I’ll always admit to being a sucker for a pretty cover, and the pictures on the front of Leviathan grabbed me right off. Then I started reading. Five pages in, I bought it, took it home, and spent the rest of the night finishing it. The next chance I got, I purchased the next two from Amazon.
The central conceit is clear and attractive: The world is filled with two rival philosophies and technologies: the Clanker countries of Germany and Austro-Hungary with their walkers and mechanized war machines, versus Darwinist Britain and their allies’ genetically engineered “beasties”, such as whale/jellyfish airships and parrot/lizard messengers. Other nations have their own mix of the two systems depending on their alliance. Battlesuits vs. weird science!
Leviathan’s story revolves around two central characters of opposite background and loyalties. One is Alex, the son and heir to the Austro-Hungarian Empire. After his father, the Emperor Ferdinand, is murdered, Alex is forced to go into hiding with a single battered mech and a few retainers. On the other side is Deryn Sharp, a young girl who wants nothing more than to serve on one of Britain’s flying battleships, and so disguises herself as a boy named Dylan. Through a series of events the two bump into each other, and then the real fun begins.
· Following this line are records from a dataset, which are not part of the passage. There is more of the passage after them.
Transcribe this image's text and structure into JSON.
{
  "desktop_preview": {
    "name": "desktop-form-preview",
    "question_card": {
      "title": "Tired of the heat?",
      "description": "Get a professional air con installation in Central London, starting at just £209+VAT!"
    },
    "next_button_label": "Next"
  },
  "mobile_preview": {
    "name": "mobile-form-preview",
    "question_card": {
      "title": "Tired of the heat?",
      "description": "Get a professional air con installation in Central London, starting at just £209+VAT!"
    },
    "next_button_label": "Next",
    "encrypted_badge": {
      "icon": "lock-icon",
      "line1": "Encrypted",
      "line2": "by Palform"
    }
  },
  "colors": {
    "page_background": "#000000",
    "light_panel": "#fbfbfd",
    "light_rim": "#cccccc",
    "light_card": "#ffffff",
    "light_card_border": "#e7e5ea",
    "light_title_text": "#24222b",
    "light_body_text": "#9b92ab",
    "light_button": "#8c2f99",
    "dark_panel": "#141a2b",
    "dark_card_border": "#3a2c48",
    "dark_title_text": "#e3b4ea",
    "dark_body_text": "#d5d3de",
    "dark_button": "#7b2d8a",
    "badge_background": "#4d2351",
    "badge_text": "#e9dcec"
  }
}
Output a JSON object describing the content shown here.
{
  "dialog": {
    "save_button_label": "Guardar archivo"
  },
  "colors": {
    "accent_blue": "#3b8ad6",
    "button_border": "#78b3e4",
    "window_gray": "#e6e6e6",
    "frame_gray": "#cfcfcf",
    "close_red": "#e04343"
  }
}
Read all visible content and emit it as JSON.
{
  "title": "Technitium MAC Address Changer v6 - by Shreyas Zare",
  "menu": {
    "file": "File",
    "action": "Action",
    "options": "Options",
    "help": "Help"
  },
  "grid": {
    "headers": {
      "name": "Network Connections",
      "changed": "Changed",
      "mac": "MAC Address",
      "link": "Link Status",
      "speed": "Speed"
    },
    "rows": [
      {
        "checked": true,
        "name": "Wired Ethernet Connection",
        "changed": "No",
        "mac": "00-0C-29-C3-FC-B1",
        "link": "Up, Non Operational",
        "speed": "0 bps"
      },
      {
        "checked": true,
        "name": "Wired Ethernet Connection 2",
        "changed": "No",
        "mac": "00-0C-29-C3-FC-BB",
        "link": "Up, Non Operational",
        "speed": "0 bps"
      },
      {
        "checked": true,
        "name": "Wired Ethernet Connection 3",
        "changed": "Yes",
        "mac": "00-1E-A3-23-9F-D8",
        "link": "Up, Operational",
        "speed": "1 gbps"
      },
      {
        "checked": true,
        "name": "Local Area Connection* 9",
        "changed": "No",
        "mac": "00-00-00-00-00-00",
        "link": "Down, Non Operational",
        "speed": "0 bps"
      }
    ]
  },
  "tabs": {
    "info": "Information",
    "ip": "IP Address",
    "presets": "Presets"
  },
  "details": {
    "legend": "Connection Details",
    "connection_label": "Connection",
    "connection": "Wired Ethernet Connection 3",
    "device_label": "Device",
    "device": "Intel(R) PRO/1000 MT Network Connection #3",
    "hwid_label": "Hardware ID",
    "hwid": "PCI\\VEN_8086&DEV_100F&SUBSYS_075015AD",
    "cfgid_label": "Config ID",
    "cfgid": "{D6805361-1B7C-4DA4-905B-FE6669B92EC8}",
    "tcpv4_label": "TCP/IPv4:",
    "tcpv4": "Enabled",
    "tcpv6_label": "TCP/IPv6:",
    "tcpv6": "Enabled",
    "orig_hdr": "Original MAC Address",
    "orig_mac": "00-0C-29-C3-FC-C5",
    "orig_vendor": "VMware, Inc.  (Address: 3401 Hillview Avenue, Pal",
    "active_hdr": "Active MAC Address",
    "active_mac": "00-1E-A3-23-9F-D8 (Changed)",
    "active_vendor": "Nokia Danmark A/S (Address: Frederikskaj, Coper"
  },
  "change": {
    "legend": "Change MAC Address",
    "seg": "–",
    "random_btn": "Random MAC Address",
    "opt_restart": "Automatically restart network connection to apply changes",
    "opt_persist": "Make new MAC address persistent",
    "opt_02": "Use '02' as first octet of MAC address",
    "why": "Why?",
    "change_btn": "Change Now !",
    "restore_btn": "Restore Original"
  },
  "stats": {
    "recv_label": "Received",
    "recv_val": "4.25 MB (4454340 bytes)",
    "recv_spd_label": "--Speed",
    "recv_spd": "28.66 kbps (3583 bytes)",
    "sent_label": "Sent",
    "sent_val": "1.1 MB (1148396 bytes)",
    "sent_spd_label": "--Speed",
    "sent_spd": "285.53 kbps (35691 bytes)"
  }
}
Alex is focused and too conscious of his responsibility and vulnerable status as the possible ruler of a nation at war, while Dylan is having the time of her life learning about working on a living war machine and the amazing weapons of the Darwinists while keeping her secret safe.
The second book, Behemoth, follows their adventure to the officially neutral Ottoman Empire, who the English are trying to woo over to their side from Clanker influence. However, things go badly when the Alex and Dylan are separated on dangerous adventures and a nosy American reporter gets involved. The seeds of revolution are sown, and the world inches closer to war. Afterwards, the crew and Alex are told their next stop will be Russia and the Far East on an important trip that may end the war, and “Dylan” discovers that her feelings for Alex may be deeper than she expected, but that he can never return them given his royal class.
Goliath opens with the airship Leviathan flying over the steppes of Russia en route to pick up a passenger who it is rumored may hold the key to stopping the war. After discovering an area of terrible devastation, Alex and Dylan meet the mystery man: Nikola Tesla, who says he has built a weapon capable of destroying any city on earth at his command. The two protagonists are torn: Alex sees it as a way to end possible bloodshed, while “Mr” Dylan Sharp is less sure. After a stop off in Japan where Teslas’ machine shows its amazing power, they are ordered to neutral America (Clanker North, Darwinist South) where he will build a full-scale model of his new machine under the watchful eye of newspaper baron William Randolph Hearst. However, after arriving they receive word that the Germans are determined to stop Tesla’s machine from being built at any cost…
I really enjoyed this series. I’ll confess when I started reading and recognized that they were YA books I was a trifle hesitant, since I’d pushed myself through the first Twilight book to considerable mental duress. However, I was pleasantly surprised. Westerfeld never talks down to his audience, and his characters are clean and complex. Dylan/Deryn and Alex are equal stars of the books, with Alex’s tactical skills and aristocratic training nicely balancing her fearlessness and keen observations. She’s never made to be less competent or intelligent, and the friendship between them grows very naturally, as do their reactions to each new revelation and crisis. The amazing illustrations by Keith Thompson are a treat in and of themselves and give a fun “penny dreadful” feeling to the story.
The weirdness of the world around them is likewise smoothly introduced through their eyes, and the danger of being involved in a world at war isn’t minimized because of the youth of the protagonists. Of course, you know neither one will be killed, but you’re on the edge of your seat regardless. The way their relationship grows and matures throughout the trilogy is likewise well handled, and the inevitable “discovery” of Deryn’s true nature is handled in a fresh way.
There’s plenty of action too, and I really enjoyed the descriptions of the various beasties and machines. I’ve never had a great interest in technology and so would likely be a Darwinist if I had the choice. All in all this series is extremely well written and entertaining for readers of any age.